Don Chisciotte - Nicoletta Manni - ph Brescia-Amisano Teatro alla Scala   K65A1857

With its sparkling energy and the warm colours of the staging by Raffaele Del Savio and Anna Anni, Rudolf Nureyev’s Don Quixote, will transport audiences with freshness, joy and choreographic splendour to a enchanting Spain, with gypsy dances, fandangos, matadors, windmills and the suspended candour of the Garden of the Dryads. Set to Minkus’ accessible music, the adventures of Don Quixote and his trusted squire Sancho Panza interweave; or rather, they act as a pretext for a love story and for an evening of sizzling dances, scintillating and full of temperament, with funny supporting characters and virtuoso lead roles. Between fleeing, deceptions and disguises, Don Quixote will dance with his Dulcinea, and the young Kitri and the barber Basilio’s dreams will come true.

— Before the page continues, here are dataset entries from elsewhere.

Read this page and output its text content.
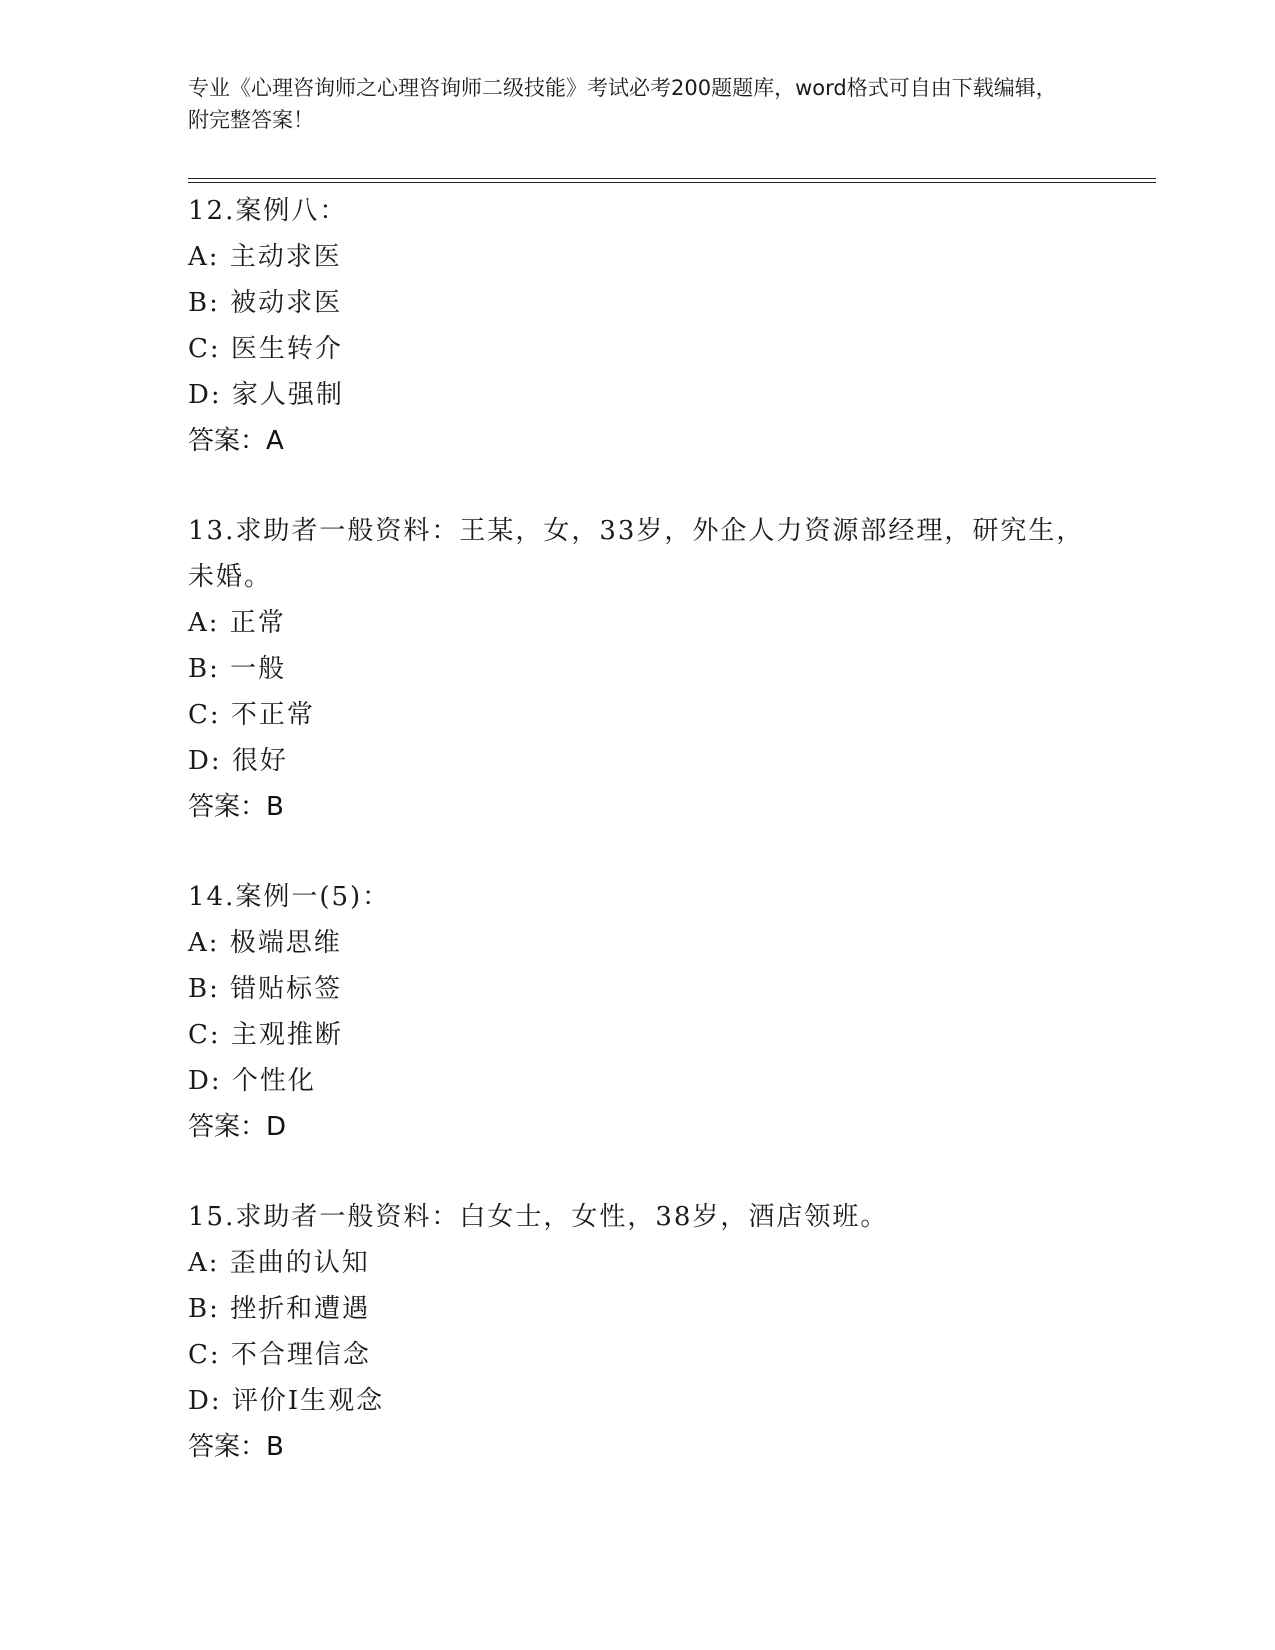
专业《心理咨询师之心理咨询师二级技能》考试必考200题题库，word格式可自由下载编辑，附完整答案！
12.案例八：
A: 主动求医
B: 被动求医
C: 医生转介
D: 家人强制
答案：A
13.求助者一般资料：王某，女，33岁，外企人力资源部经理，研究生，未婚。
A: 正常
B: 一般
C: 不正常
D: 很好
答案：B
14.案例一(5)：
A: 极端思维
B: 错贴标签
C: 主观推断
D: 个性化
答案：D
15.求助者一般资料：白女士，女性，38岁，酒店领班。
A: 歪曲的认知
B: 挫折和遭遇
C: 不合理信念
D: 评价I生观念
答案：B
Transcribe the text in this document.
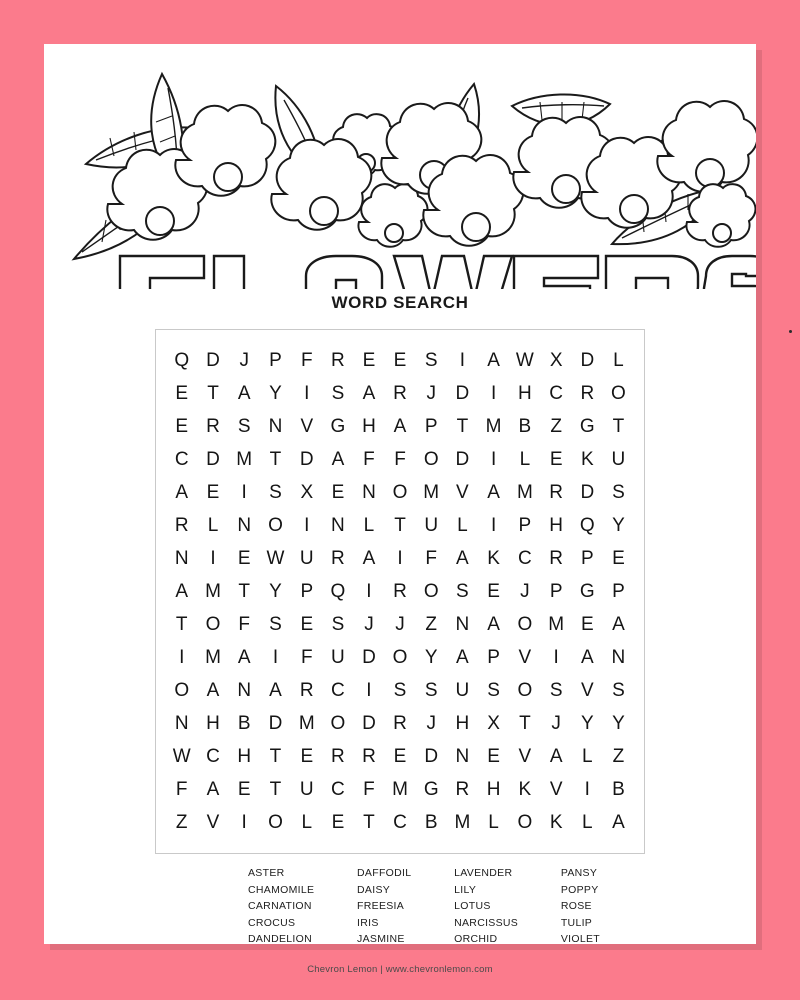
WORD SEARCH
Q	D	J	P	F	R	E	E	S	I	A	W	X	D	L
E	T	A	Y	I	S	A	R	J	D	I	H	C	R	O
E	R	S	N	V	G	H	A	P	T	M	B	Z	G	T
C	D	M	T	D	A	F	F	O	D	I	L	E	K	U
A	E	I	S	X	E	N	O	M	V	A	M	R	D	S
R	L	N	O	I	N	L	T	U	L	I	P	H	Q	Y
N	I	E	W	U	R	A	I	F	A	K	C	R	P	E
A	M	T	Y	P	Q	I	R	O	S	E	J	P	G	P
T	O	F	S	E	S	J	J	Z	N	A	O	M	E	A
I	M	A	I	F	U	D	O	Y	A	P	V	I	A	N
O	A	N	A	R	C	I	S	S	U	S	O	S	V	S
N	H	B	D	M	O	D	R	J	H	X	T	J	Y	Y
W	C	H	T	E	R	R	E	D	N	E	V	A	L	Z
F	A	E	T	U	C	F	M	G	R	H	K	V	I	B
Z	V	I	O	L	E	T	C	B	M	L	O	K	L	A
ASTER
CHAMOMILE
CARNATION
CROCUS
DANDELION
DAFFODIL
DAISY
FREESIA
IRIS
JASMINE
LAVENDER
LILY
LOTUS
NARCISSUS
ORCHID
PANSY
POPPY
ROSE
TULIP
VIOLET
Chevron Lemon | www.chevronlemon.com
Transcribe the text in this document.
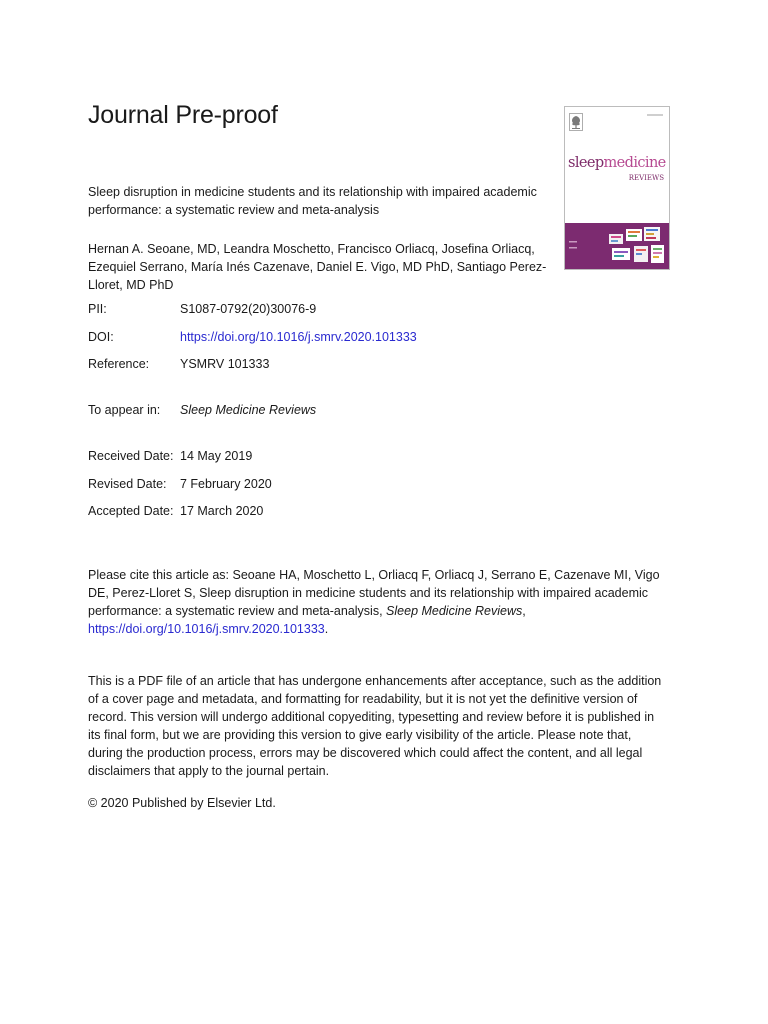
Journal Pre-proof

Sleep disruption in medicine students and its relationship with impaired academic performance: a systematic review and meta-analysis

Hernan A. Seoane, MD, Leandra Moschetto, Francisco Orliacq, Josefina Orliacq, Ezequiel Serrano, María Inés Cazenave, Daniel E. Vigo, MD PhD, Santiago Perez-Lloret, MD PhD

PII:	S1087-0792(20)30076-9
DOI:	https://doi.org/10.1016/j.smrv.2020.101333
Reference: YSMRV 101333
To appear in: Sleep Medicine Reviews
Received Date: 14 May 2019
Revised Date: 7 February 2020
Accepted Date: 17 March 2020

Please cite this article as: Seoane HA, Moschetto L, Orliacq F, Orliacq J, Serrano E, Cazenave MI, Vigo DE, Perez-Lloret S, Sleep disruption in medicine students and its relationship with impaired academic performance: a systematic review and meta-analysis, Sleep Medicine Reviews, https://doi.org/10.1016/j.smrv.2020.101333.

This is a PDF file of an article that has undergone enhancements after acceptance, such as the addition of a cover page and metadata, and formatting for readability, but it is not yet the definitive version of record. This version will undergo additional copyediting, typesetting and review before it is published in its final form, but we are providing this version to give early visibility of the article. Please note that, during the production process, errors may be discovered which could affect the content, and all legal disclaimers that apply to the journal pertain.

© 2020 Published by Elsevier Ltd.
sleepmedicine
REVIEWS
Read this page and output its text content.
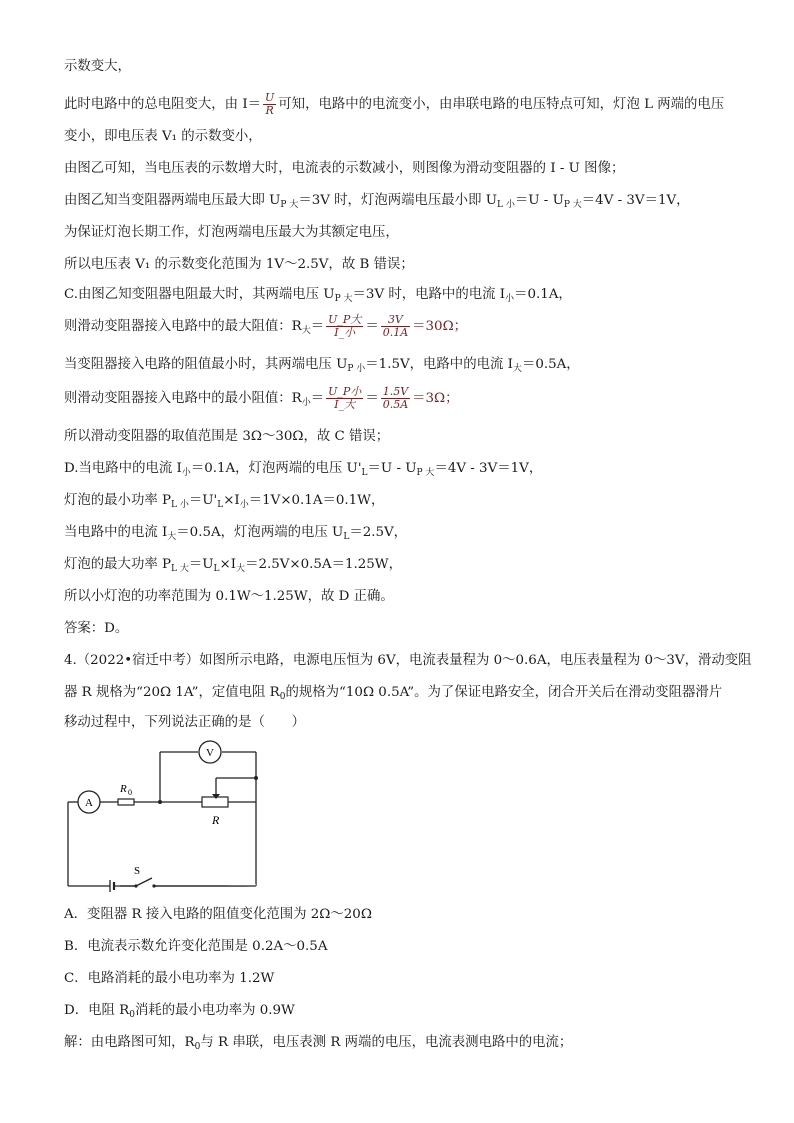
示数变大，
此时电路中的总电阻变大，由 $I= \frac{U}{R}$ 可知，电路中的电流变小，由串联电路的电压特点可知，灯泡 L 两端的电压
变小，即电压表 V₁ 的示数变小，
由图乙可知，当电压表的示数增大时，电流表的示数减小，则图像为滑动变阻器的 I - U 图像；
由图乙知当变阻器两端电压最大即 $U_{P 大}=3V$ 时，灯泡两端电压最小即 $U_{L 小}=U - U_{P 大}=4V - 3V=1V$，
为保证灯泡长期工作，灯泡两端电压最大为其额定电压，
所以电压表 V₁ 的示数变化范围为 1V～2.5V，故 B 错误；
C.由图乙知变阻器电阻最大时，其两端电压 $U_{P 大}=3V$ 时，电路中的电流 $I_小=0.1A$，
则滑动变阻器接入电路中的最大阻值：$R_大= \frac{\text{U\_P大}}{\text{I\_小}} = \frac{3V}{0.1A} =30\Omega$；
当变阻器接入电路的阻值最小时，其两端电压 $U_{P 小}=1.5V$，电路中的电流 $I_大=0.5A$，
则滑动变阻器接入电路中的最小阻值：$R_小= \frac{\text{U\_P小}}{\text{I\_大}} = \frac{1.5V}{0.5A} =3\Omega$；
所以滑动变阻器的取值范围是 3Ω～30Ω，故 C 错误；
D.当电路中的电流 $I_小=0.1A$，灯泡两端的电压 $U'_L=U - U_{P 大}=4V - 3V=1V$，
灯泡的最小功率 $P_{L 小}=U'_L\times I_小=1V\times 0.1A=0.1W$，
当电路中的电流 $I_大=0.5A$，灯泡两端的电压 $U_L=2.5V$，
灯泡的最大功率 $P_{L 大}=U_L\times I_大=2.5V\times 0.5A=1.25W$，
所以小灯泡的功率范围为 0.1W～1.25W，故 D 正确。
答案：D。
4.（2022•宿迁中考）如图所示电路，电源电压恒为 6V，电流表量程为 0～0.6A，电压表量程为 0～3V，滑动变阻
器 R 规格为“20Ω 1A”，定值电阻 $R_0$的规格为“10Ω 0.5A”。为了保证电路安全，闭合开关后在滑动变阻器滑片
移动过程中，下列说法正确的是（　　）
A
R 0
V
R
S
A．变阻器 R 接入电路的阻值变化范围为 2Ω～20Ω
B．电流表示数允许变化范围是 0.2A～0.5A
C．电路消耗的最小电功率为 1.2W
D．电阻 $R_0$消耗的最小电功率为 0.9W
解：由电路图可知，$R_0$与 R 串联，电压表测 R 两端的电压，电流表测电路中的电流；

Glittering and full of character, Don Quixote requires superb technique in the variations, especially in the final gran pas de deux that celebrates the triumph of love: a true test of the talent of every étoile. Since Rudolf Nureyev’s first performance in Milan in 1965, together with Margot Fonteyn in Romeo and Juliet, La Scala has applauded him on numerous occasions, as the memorable interpreter of ballet masterpieces in unforgettable artistic partnerships, and his choreographic works have remained in the theatre’s repertoire. Don Quixote, in repertoire at La Scala since 1980 (with Nureyev and Carla Fracci as protagonists), is one of the true signature pieces of La Scala Ballet Company, recently applauded in 2016 - on the 400th anniversary of the death of Cervantes - in Milan and on tour in Tokyo. It will be staged again, in 2018, in the year that marks the eightieth anniversary of the birth of Nureyev and the twenty-fifth of his death, to pay tribute to the memory of the choreographer and genius of the ballet, to his charismatic personality and his inimitable artistic worth.